The Bank of Japan kept its ultraloose monetary policy unchanged Tuesday while upgrading its assessment of the domestic economy, citing signs of recovery in exports and investment.
“Last month we mentioned that the economy is starting to pick up, but we have changed our (assessment) to describe the economy as ‘picking up,’ ” BOJ Gov. Haruhiko Kuroda told reporters after the central bank’s two-day Policy Board meeting.
On the recent volatility of the Nikkei 225 stock average and long-term interest rates for Japanese government bonds, Kuroda was unfazed, saying the situation “will eventually regain stability.”
The Nikkei has seen wild turbulence in recent weeks, free-falling approximately 2,000 points after topping the 15,000 mark in mid-May for the first time in over five years.

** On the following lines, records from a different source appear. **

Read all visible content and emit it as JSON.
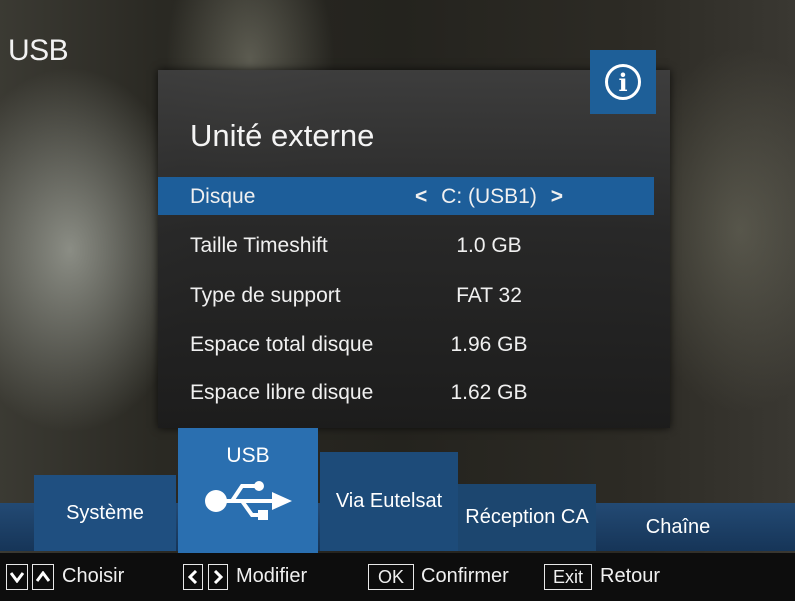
{
  "header": {
    "title": "USB"
  },
  "dialog": {
    "heading": "Unité externe",
    "info_icon": "info-icon",
    "rows": [
      {
        "label": "Disque",
        "value": "C: (USB1)",
        "selected": true
      },
      {
        "label": "Taille Timeshift",
        "value": "1.0 GB"
      },
      {
        "label": "Type de support",
        "value": "FAT 32"
      },
      {
        "label": "Espace total disque",
        "value": "1.96 GB"
      },
      {
        "label": "Espace libre disque",
        "value": "1.62 GB"
      }
    ],
    "arrow_left": "<",
    "arrow_right": ">"
  },
  "tabs": {
    "systeme": "Système",
    "usb": "USB",
    "usb_icon": "usb-icon",
    "eutelsat": "Via Eutelsat",
    "reception": "Réception CA",
    "chaine": "Chaîne"
  },
  "hints": {
    "choisir": "Choisir",
    "modifier": "Modifier",
    "ok_key": "OK",
    "confirmer": "Confirmer",
    "exit_key": "Exit",
    "retour": "Retour"
  },
  "colors": {
    "accent": "#1d5e9a",
    "tab_active": "#2a6fb0",
    "panel": "#2c2c2c"
  }
}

After the BOJ Policy Board meeting ended around noon Tuesday, the Nikkei quickly dipped more than 200 points and despite a slight recovery ended down 196.58 points.
“I won’t comment on each single (market) development,” Kuroda said, reiterating only that the economy “is on a stable path toward recovery.”

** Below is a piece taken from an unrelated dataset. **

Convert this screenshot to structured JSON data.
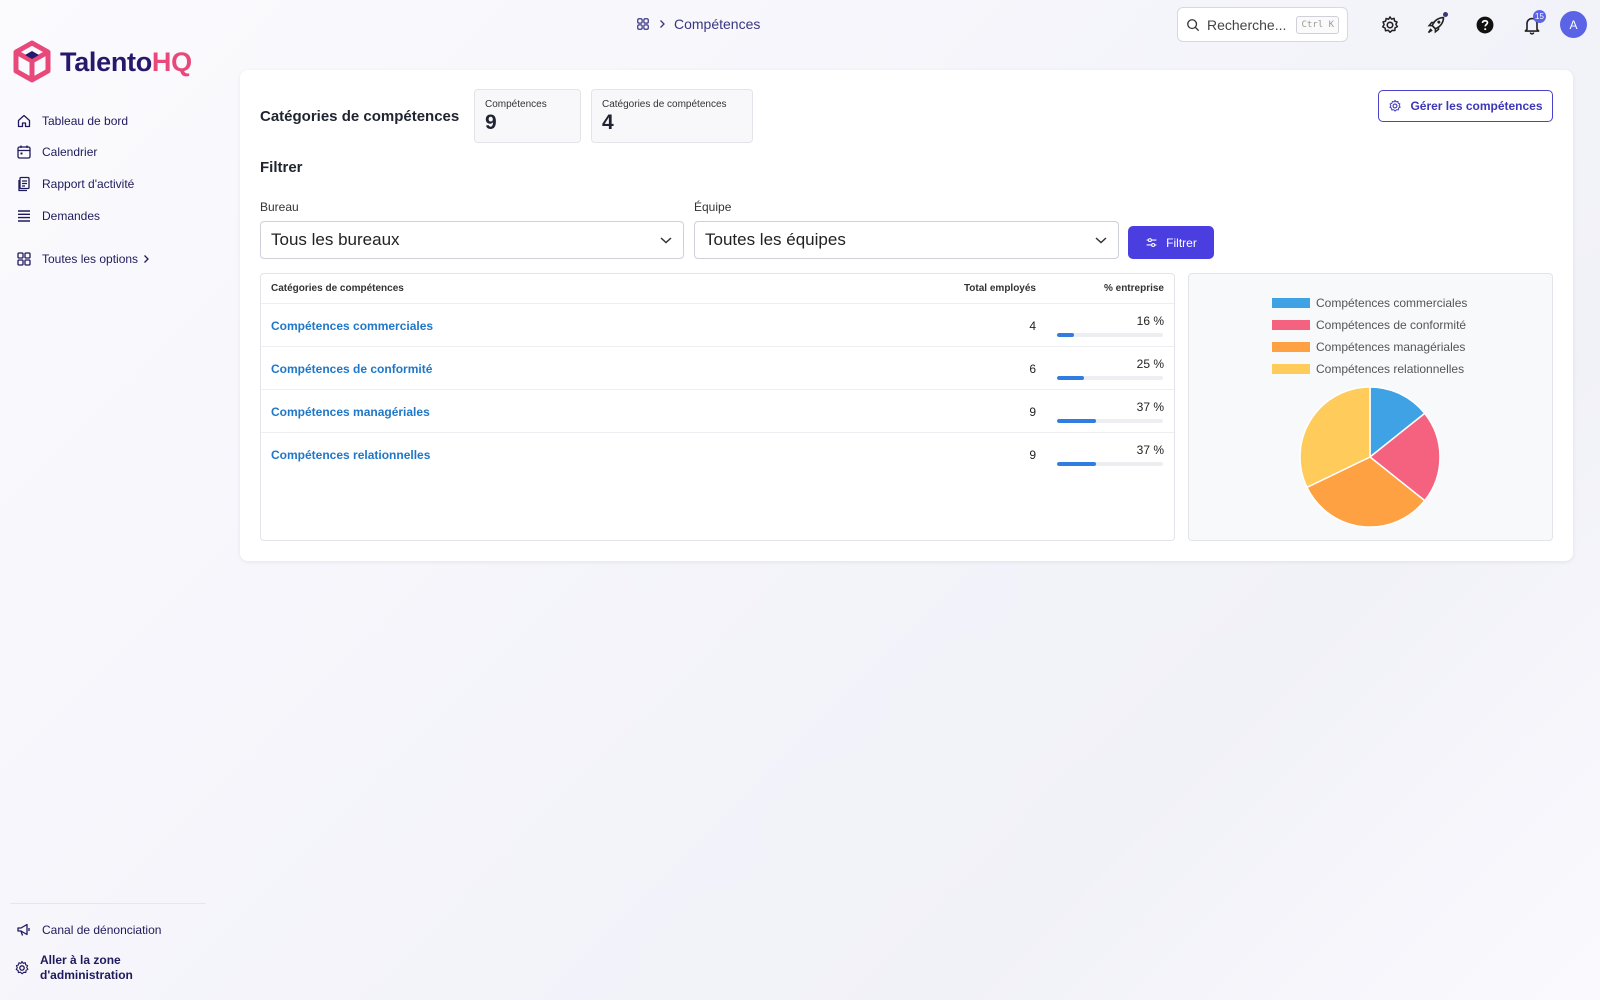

On the government’s growth strategies, Kuroda said the policies being put forward by Prime Minister Shinzo Abe “are appropriate,” but warned it is crucial they be carried out correctly and at the appropriate time.

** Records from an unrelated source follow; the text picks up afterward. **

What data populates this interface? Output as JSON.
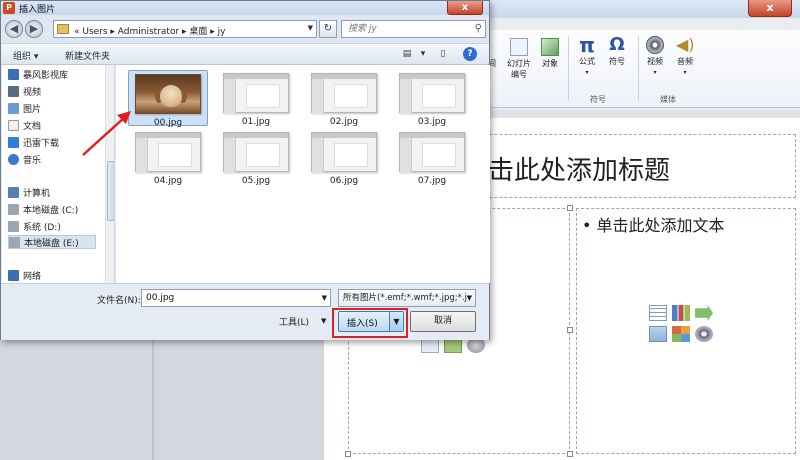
{
  "dialog": {
    "title": "插入图片",
    "close_label": "x",
    "address": {
      "path": "«  Users  ▸  Administrator  ▸  桌面  ▸  jy"
    },
    "search": {
      "placeholder": "搜索 jy"
    },
    "toolbar": {
      "organize": "组织 ▾",
      "new_folder": "新建文件夹",
      "help": "?"
    },
    "nav_items": [
      {
        "label": "暴风影视库",
        "icon": "video-library-icon"
      },
      {
        "label": "视频",
        "icon": "video-icon"
      },
      {
        "label": "图片",
        "icon": "pictures-icon"
      },
      {
        "label": "文档",
        "icon": "documents-icon"
      },
      {
        "label": "迅雷下载",
        "icon": "download-icon"
      },
      {
        "label": "音乐",
        "icon": "music-icon"
      },
      {
        "label": "计算机",
        "icon": "computer-icon"
      },
      {
        "label": "本地磁盘 (C:)",
        "icon": "drive-icon"
      },
      {
        "label": "系统 (D:)",
        "icon": "drive-icon"
      },
      {
        "label": "本地磁盘 (E:)",
        "icon": "drive-icon"
      },
      {
        "label": "网络",
        "icon": "network-icon"
      }
    ],
    "files": [
      {
        "name": "00.jpg",
        "selected": true
      },
      {
        "name": "01.jpg"
      },
      {
        "name": "02.jpg"
      },
      {
        "name": "03.jpg"
      },
      {
        "name": "04.jpg"
      },
      {
        "name": "05.jpg"
      },
      {
        "name": "06.jpg"
      },
      {
        "name": "07.jpg"
      }
    ],
    "filename_label": "文件名(N):",
    "filename_value": "00.jpg",
    "filter_value": "所有图片(*.emf;*.wmf;*.jpg;*.j",
    "tools_label": "工具(L)",
    "insert_label": "插入(S)",
    "cancel_label": "取消",
    "highlight_color": "#e02020",
    "arrow_color": "#e02020"
  },
  "ppt": {
    "close_label": "x",
    "ribbon": {
      "buttons": [
        {
          "label": "间",
          "icon": "partial-button-icon"
        },
        {
          "label": "幻灯片\n编号",
          "icon": "slide-number-icon"
        },
        {
          "label": "对象",
          "icon": "object-icon"
        },
        {
          "label": "公式",
          "icon": "equation-icon"
        },
        {
          "label": "符号",
          "icon": "symbol-icon"
        },
        {
          "label": "视频",
          "icon": "video-icon"
        },
        {
          "label": "音频",
          "icon": "audio-icon"
        }
      ],
      "groups": [
        "符号",
        "媒体"
      ]
    },
    "slide": {
      "title_placeholder": "击此处添加标题",
      "body_placeholder": "• 单击此处添加文本"
    }
  }
}
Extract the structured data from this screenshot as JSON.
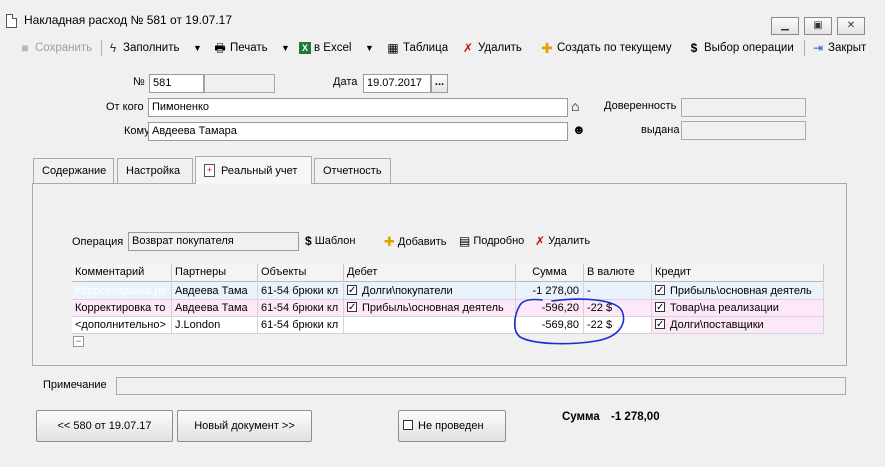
{
  "window": {
    "title": "Накладная расход № 581 от 19.07.17",
    "controls": [
      "minimize",
      "maximize",
      "close"
    ]
  },
  "toolbar": {
    "save": "Сохранить",
    "fill": "Заполнить",
    "print": "Печать",
    "excel": "в Excel",
    "table": "Таблица",
    "delete": "Удалить",
    "create_from": "Создать по текущему",
    "choose_op": "Выбор операции",
    "close": "Закрыт"
  },
  "header": {
    "number_label": "№",
    "number": "581",
    "date_label": "Дата",
    "date": "19.07.2017",
    "dots": "...",
    "from_label": "От кого",
    "from": "Пимоненко",
    "to_label": "Кому",
    "to": "Авдеева Тамара",
    "proxy_label": "Доверенность",
    "issued_label": "выдана"
  },
  "tabs": [
    {
      "label": "Содержание"
    },
    {
      "label": "Настройка"
    },
    {
      "label": "Реальный учет"
    },
    {
      "label": "Отчетность"
    }
  ],
  "panel": {
    "operation_label": "Операция",
    "operation": "Возврат покупателя",
    "template": "Шаблон",
    "add": "Добавить",
    "details": "Подробно",
    "delete": "Удалить"
  },
  "grid": {
    "columns": [
      "Комментарий",
      "Партнеры",
      "Объекты",
      "Дебет",
      "Сумма",
      "В валюте",
      "Кредит"
    ],
    "rows": [
      {
        "comment": "Корректировка ре",
        "partner": "Авдеева Тама",
        "object": "61-54 брюки кл",
        "debit": "Долги\\покупатели",
        "sum": "-1 278,00",
        "currency": "-",
        "credit": "Прибыль\\основная деятель"
      },
      {
        "comment": "Корректировка то",
        "partner": "Авдеева Тама",
        "object": "61-54 брюки кл",
        "debit": "Прибыль\\основная деятель",
        "sum": "-596,20",
        "currency": "-22 $",
        "credit": "Товар\\на реализации"
      },
      {
        "comment": "<дополнительно>",
        "partner": "J.London",
        "object": "61-54 брюки кл",
        "debit": "",
        "sum": "-569,80",
        "currency": "-22 $",
        "credit": "Долги\\поставщики"
      }
    ],
    "collapse": "−"
  },
  "footer": {
    "note_label": "Примечание",
    "note": "",
    "prev_button": "<< 580 от 19.07.17",
    "next_button": "Новый документ >>",
    "status_checkbox": "Не проведен",
    "sum_label": "Сумма",
    "sum_value": "-1 278,00"
  },
  "colors": {
    "selection": "#3b6fb4",
    "row_pink": "#fce8f8",
    "row_blue": "#eaf2fd",
    "annotation_ink": "#1a2fd0",
    "delete_red": "#c01010"
  }
}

The Policy Board unanimously agreed to keep its asset buying program unchanged, which includes doubling the monetary base. In a statement released after the meeting, the BOJ said, “Japan’s economy has been picking up” thanks to rising exports as well as public and housing investments.
“Private consumption has remained resilient, assisted by the improvement in consumer sentiment,” the bank also noted.
However, on future risks facing the economy, the BOJ said a “high degree of uncertainty” remains, including concerns over Europe’s economy and growth momentum in the United States and emerging economies.
As for attaining its 2 percent inflation target, the BOJ said that some indicators “suggest a rise in inflationary expectations.”
The massive quantitative and qualitative monetary easing unveiled in April will be pursued while examining “both upside and downside risks to economic activity and prices,” the BOJ said, voicing confidence that the measures will end the nation’s long deflationary spiral.